A importância dos romances para se compreender uma época é sempre discutida. Muitos acreditam na viabilidade do uso das ficções como fonte de um determinado período, embora alguns ainda insistam em refutar essa ideia.
Na verdade, o ponto inicial são os tipos de romance, como sempre discutimos nos textos desta coluna. Obras realistas, engajadas, que trabalhem com temas políticos, sociais e culturais são extremamente úteis e enriquecedoras para a compreensão de uma sociedade. Esses romances não são confeccionados simplesmente para contar histórias da vida, mas sim para transformá-las, como bem diz Vargas Llosa.
Ainda assim, esses romances são ficção e como tal, há mentiras nas verdades do enredo. Pode-se pensar nos textos ficcionais como uma espécie de simulacro da vida real, mas que reflete a existência e as questões de nosso mundo, por exemplo, contextos como crises políticas e sociais, ditaduras, etc.
Por ser uma trama, os romances tem um início e fim, por mais que se formem trilogias. Esses textos nos fornecem uma perspectiva que a vida verdadeira que vivemos cotidianamente, nem sempre nos pode fornecer ou até nos nega. Através da ficção podemos nos atentar e refletir sobre questões importantes que nos atingem. Essa mentira pode nos ajudar a entender o real que está ao nosso redor.
Na perspectiva vargasllosiana a recomposição do passado nas obras literária é quase sempre falaz, mas ressalto o sentido de ardilosa (astúcia) e não somente de enganadora. É fato que a verdade literária é uma e a verdade histórica é outra.
No entanto, ainda que esteja abarrotada de mentiras a literatura nos fornece uma história que a História (de nós historiadores), não pode fornecer e não tem meios para isso, pensando em seus métodos enquanto ciência.
A verdade literária é um complemento do real. As verdades subjetivas da literatura tornam possível resgatar uma pequena parte da nossa memória, da nossa história. A verdade história é primordial para que lembremos sempre do que fomos e somos.
Já a verdade da literatura pode nos revelar o que quisemos ser e não pudemos; a forma de que poderíamos ter agido, mas não fizemos. Portanto, essa história secreta só a literatura pode constituir, pode nos contar.

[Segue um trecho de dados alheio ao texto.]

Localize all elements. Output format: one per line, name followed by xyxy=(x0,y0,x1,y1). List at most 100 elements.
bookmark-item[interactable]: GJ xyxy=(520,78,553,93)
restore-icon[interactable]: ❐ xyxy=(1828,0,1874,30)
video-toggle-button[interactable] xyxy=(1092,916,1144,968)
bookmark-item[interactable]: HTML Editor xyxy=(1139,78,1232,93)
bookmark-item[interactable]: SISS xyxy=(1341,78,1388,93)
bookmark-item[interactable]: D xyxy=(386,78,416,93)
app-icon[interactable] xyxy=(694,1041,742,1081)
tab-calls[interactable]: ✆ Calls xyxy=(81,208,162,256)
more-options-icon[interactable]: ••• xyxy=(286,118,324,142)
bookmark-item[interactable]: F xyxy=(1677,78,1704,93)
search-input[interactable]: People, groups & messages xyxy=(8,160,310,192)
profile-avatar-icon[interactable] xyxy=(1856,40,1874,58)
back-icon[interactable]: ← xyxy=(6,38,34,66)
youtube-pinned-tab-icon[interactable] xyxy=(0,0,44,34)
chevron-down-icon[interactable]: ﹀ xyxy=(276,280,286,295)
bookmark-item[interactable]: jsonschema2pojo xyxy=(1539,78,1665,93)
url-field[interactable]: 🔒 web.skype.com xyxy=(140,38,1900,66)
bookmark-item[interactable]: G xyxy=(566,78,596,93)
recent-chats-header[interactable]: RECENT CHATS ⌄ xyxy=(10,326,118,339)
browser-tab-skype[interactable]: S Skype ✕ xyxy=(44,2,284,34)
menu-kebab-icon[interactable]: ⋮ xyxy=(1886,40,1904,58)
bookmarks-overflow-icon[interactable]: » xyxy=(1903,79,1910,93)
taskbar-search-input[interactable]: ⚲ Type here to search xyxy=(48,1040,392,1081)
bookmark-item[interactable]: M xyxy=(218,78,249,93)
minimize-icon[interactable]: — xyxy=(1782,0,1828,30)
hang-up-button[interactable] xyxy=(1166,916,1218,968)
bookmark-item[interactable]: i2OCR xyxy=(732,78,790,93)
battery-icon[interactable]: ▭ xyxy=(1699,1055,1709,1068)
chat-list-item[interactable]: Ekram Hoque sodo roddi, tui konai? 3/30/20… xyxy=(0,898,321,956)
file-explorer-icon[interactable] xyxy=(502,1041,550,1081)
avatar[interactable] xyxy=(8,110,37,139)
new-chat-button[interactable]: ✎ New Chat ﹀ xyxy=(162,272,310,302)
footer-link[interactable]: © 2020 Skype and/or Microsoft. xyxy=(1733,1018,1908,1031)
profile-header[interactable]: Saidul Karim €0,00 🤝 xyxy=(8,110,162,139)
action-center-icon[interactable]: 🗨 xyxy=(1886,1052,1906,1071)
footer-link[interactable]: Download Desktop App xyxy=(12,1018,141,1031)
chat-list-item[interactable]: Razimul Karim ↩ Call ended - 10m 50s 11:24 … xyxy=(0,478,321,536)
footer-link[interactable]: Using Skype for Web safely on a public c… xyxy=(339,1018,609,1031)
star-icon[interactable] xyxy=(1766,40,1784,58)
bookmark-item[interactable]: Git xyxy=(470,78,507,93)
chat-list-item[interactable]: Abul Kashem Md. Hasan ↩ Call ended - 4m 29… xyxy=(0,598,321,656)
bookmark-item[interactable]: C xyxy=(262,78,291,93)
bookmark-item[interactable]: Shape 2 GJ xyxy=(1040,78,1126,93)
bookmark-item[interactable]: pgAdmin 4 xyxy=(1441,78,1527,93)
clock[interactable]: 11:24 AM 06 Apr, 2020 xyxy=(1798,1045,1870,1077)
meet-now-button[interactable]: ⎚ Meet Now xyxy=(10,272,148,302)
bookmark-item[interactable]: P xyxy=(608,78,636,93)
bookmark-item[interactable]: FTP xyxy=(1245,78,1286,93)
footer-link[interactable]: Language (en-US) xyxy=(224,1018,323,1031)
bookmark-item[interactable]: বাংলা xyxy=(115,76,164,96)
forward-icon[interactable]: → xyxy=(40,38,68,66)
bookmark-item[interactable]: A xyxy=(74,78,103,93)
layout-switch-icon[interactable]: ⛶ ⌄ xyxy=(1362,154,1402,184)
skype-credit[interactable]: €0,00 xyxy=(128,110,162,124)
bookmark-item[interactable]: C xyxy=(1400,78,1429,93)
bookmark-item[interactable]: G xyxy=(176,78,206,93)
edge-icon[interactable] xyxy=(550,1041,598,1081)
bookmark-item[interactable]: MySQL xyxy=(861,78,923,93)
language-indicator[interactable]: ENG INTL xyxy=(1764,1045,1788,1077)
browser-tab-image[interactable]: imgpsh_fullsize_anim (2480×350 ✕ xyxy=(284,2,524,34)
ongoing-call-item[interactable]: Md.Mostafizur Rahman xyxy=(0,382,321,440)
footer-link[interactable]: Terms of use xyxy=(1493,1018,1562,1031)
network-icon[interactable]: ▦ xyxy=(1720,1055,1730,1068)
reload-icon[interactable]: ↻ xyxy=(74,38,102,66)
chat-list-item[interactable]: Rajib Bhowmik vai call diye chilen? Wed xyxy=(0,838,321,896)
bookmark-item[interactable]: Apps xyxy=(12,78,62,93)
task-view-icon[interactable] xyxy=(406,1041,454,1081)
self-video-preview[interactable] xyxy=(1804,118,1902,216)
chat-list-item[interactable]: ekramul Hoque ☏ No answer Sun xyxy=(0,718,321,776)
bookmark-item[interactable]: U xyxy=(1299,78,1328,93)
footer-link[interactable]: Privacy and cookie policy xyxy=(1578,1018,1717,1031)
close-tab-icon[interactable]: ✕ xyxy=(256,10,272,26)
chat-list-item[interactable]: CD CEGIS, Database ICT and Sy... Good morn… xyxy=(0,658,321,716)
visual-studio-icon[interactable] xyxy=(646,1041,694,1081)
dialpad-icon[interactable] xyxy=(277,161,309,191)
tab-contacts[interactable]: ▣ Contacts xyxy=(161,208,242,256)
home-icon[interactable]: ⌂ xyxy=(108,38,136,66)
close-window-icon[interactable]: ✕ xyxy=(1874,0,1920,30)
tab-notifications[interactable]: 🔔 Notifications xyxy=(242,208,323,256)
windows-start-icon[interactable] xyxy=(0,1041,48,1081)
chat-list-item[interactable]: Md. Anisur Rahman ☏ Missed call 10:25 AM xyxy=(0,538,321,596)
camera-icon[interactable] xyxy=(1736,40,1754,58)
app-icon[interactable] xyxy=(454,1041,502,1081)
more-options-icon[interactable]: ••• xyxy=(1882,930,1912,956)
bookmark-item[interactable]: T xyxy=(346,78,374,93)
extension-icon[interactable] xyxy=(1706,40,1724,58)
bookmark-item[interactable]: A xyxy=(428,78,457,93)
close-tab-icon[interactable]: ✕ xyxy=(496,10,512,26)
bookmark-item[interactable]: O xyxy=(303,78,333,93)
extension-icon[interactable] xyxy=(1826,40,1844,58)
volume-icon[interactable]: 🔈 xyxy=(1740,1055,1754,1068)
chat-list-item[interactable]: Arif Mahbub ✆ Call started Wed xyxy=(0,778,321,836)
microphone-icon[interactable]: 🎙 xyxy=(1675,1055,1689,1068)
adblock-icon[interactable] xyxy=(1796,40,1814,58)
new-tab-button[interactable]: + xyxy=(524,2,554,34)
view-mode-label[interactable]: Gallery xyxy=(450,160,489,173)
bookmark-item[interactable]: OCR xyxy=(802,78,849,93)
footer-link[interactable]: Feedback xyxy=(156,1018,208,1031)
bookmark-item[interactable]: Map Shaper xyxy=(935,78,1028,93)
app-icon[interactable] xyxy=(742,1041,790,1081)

Talvez aí resida o fascínio humano pelas ficções mais realistas (àquelas histórias que podemos enxergar muito bem quando saímos à rua, quando visitamos um determinado local), poder viver aquilo que não vivemos, não tivemos coragem ou oportunidade, ou simplesmente “espiar” através das páginas a vida de alguém que colocou em prática tudo aquilo que pudemos.
Assim, a literatura torna-se um questionamento do mundo, é sediciosa, insubmissa e revoltada. Nela vivemos um mundo, não muito longe do nosso, mas em que há a possibilidade de transgredir as leis (e não estou falando do aspecto jurídico) que regem a vida cotidiana. Possibilita-nos, ainda que apenas no instante da leitura, nos libertar do espaço-tempo real.
Por fim, não resta dúvida nenhuma,que a “irrealidade” criada pela literatura, “irrealidade” porque ele bebe da fonte do real,juntamente com as mentiras astuciosas,é um importante meio para conhecermos as verdades penetrantes (e também mentirosas, porque o mundo real está cheio de mentiras) do nosso mundo.
As verdades reveladas pela literatura nem sempre são encantadoras, denunciando uma face perversa dos atos humanos, mas nem por isso falsa.